Days after again vowing that Ankara will not tolerate a Kurdish state in Syria, Turkish President Recep Tayyip Erdogan has deployed additional artillery and tanks along the border, signaling an imminent offensive to take the Kurdish-held contested enclave of Afrin. This could be the start of a wider Turkish offensive—reportedly to be dubbed “Euphrates Sword”—to reduce or expunge the Kurdish autonomous zone of Rojava and establish a Turkish “buffer zone” in Syria north. Ominously, China’s Xinhua news agency reports that Russia has meanwhile mobilized troops to Afrin, to back up the Kurdish militia that controls the enclave, the People’s Protection Units (YPG). The independent Kurdish wesbite Rudaw also reports that Russian “military observers” have been deployed to Afrin and neighboring al-Shahba to “maintain security”—raising the threat of direct Russo-Turkish military confrontation.

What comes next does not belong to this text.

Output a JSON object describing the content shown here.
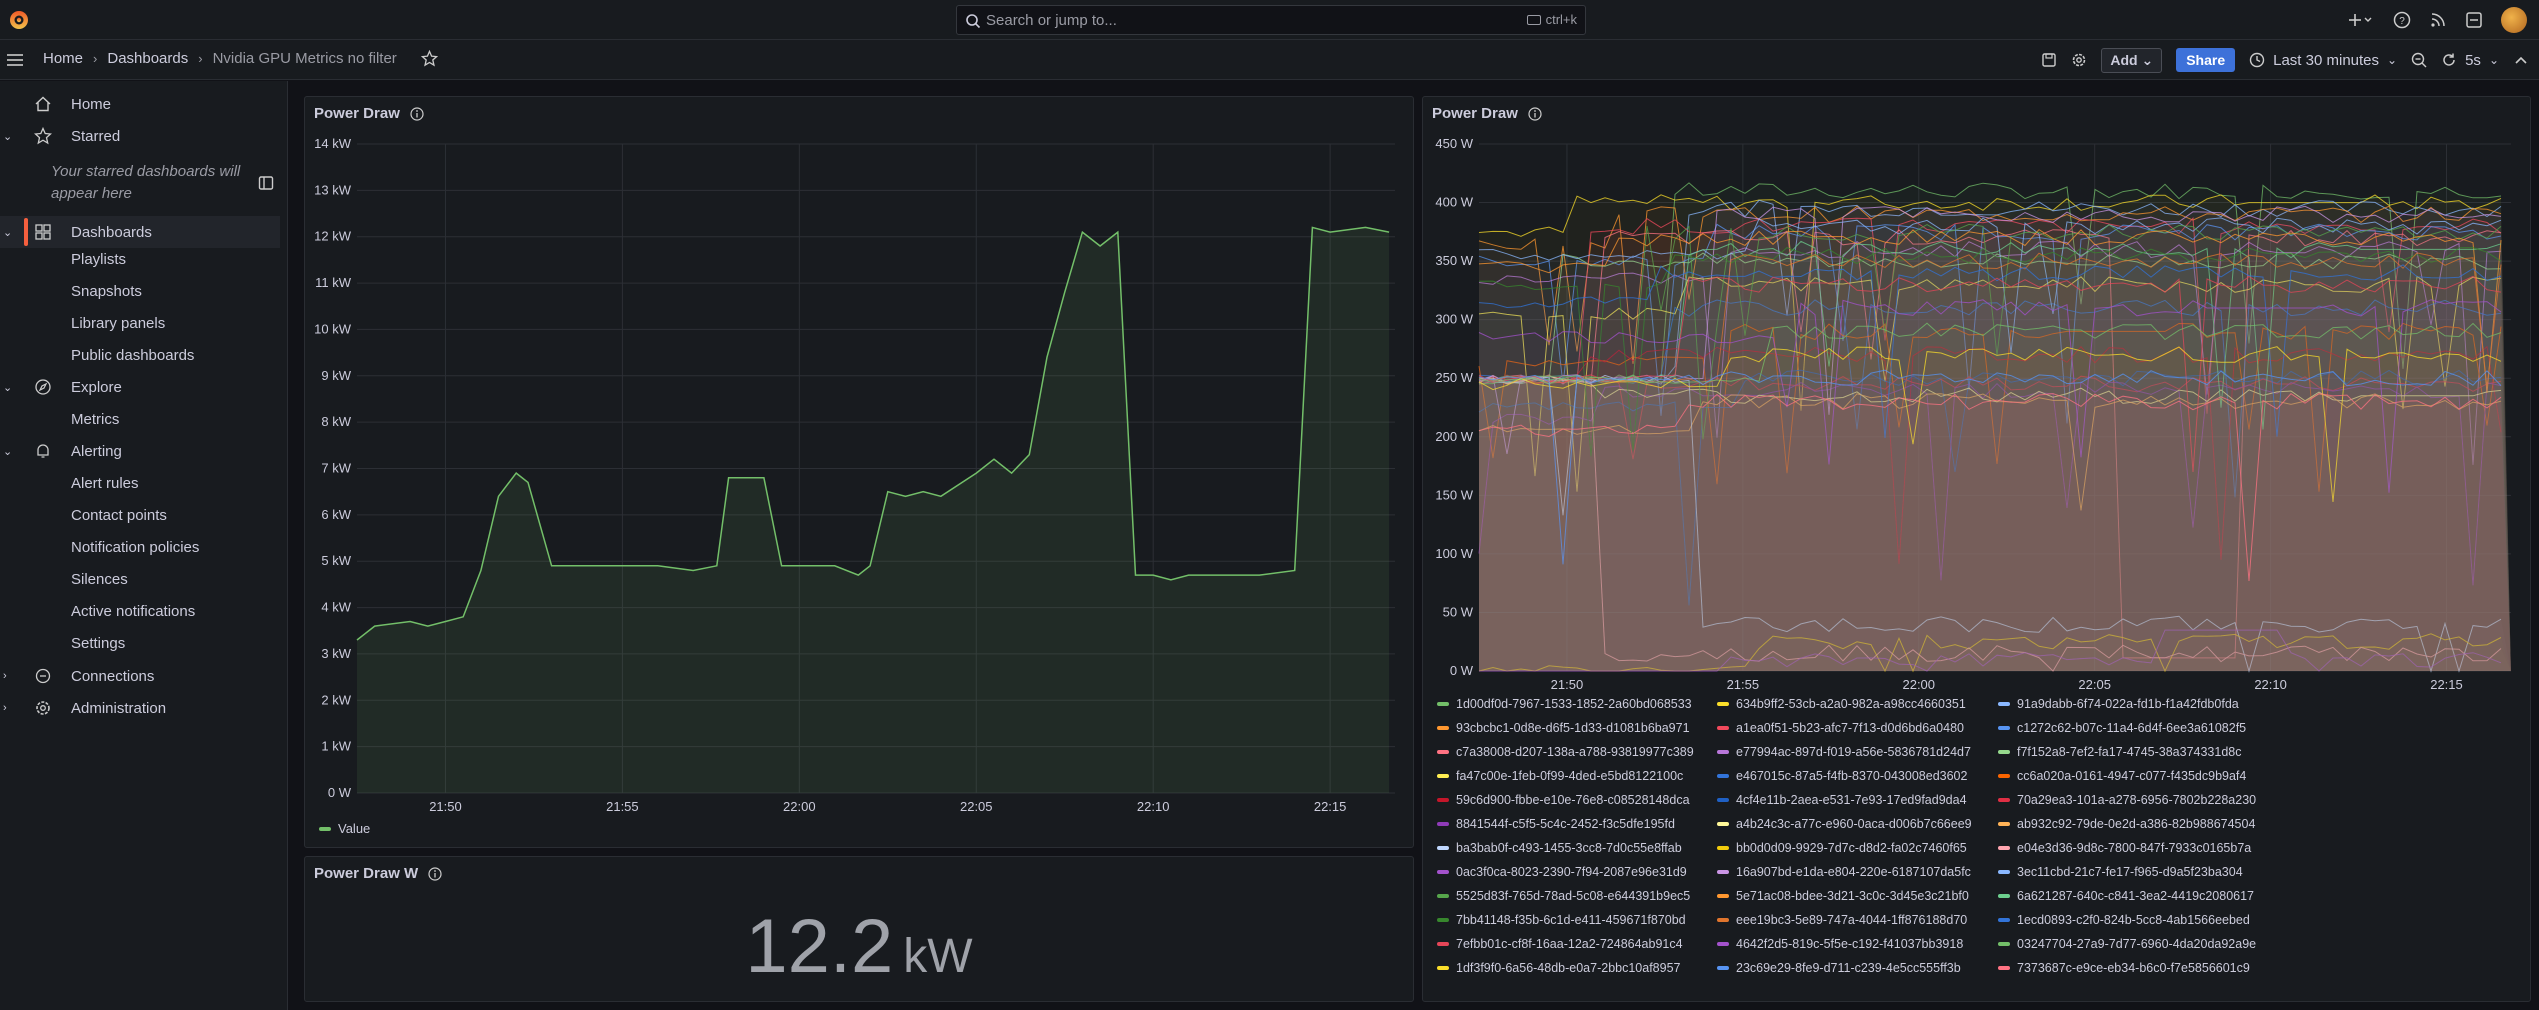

This evidence that the Kurds are still cooperating with the Assad regime and its sponosr Russia also increases the threat of Arab-Kurdish ethnic war—which could also be a proxy war by Turkey and Russia, despite recent rapprochement between the regional rivals.
The rumored offensive has put Liwa Ahfad Salaheddin, the sole Kurdish faction fighting alongside Ankara-backed rebels in northern Syria, in a difficult position. Syria Direct reports that Liwa’s leader Mahmoud Khalo has issued a statement announcing the militia will not participate in any military action against Afrin. The contest for Afrin appears to be destroying the last shreds of Kurdish unity with the Free Syrian Army.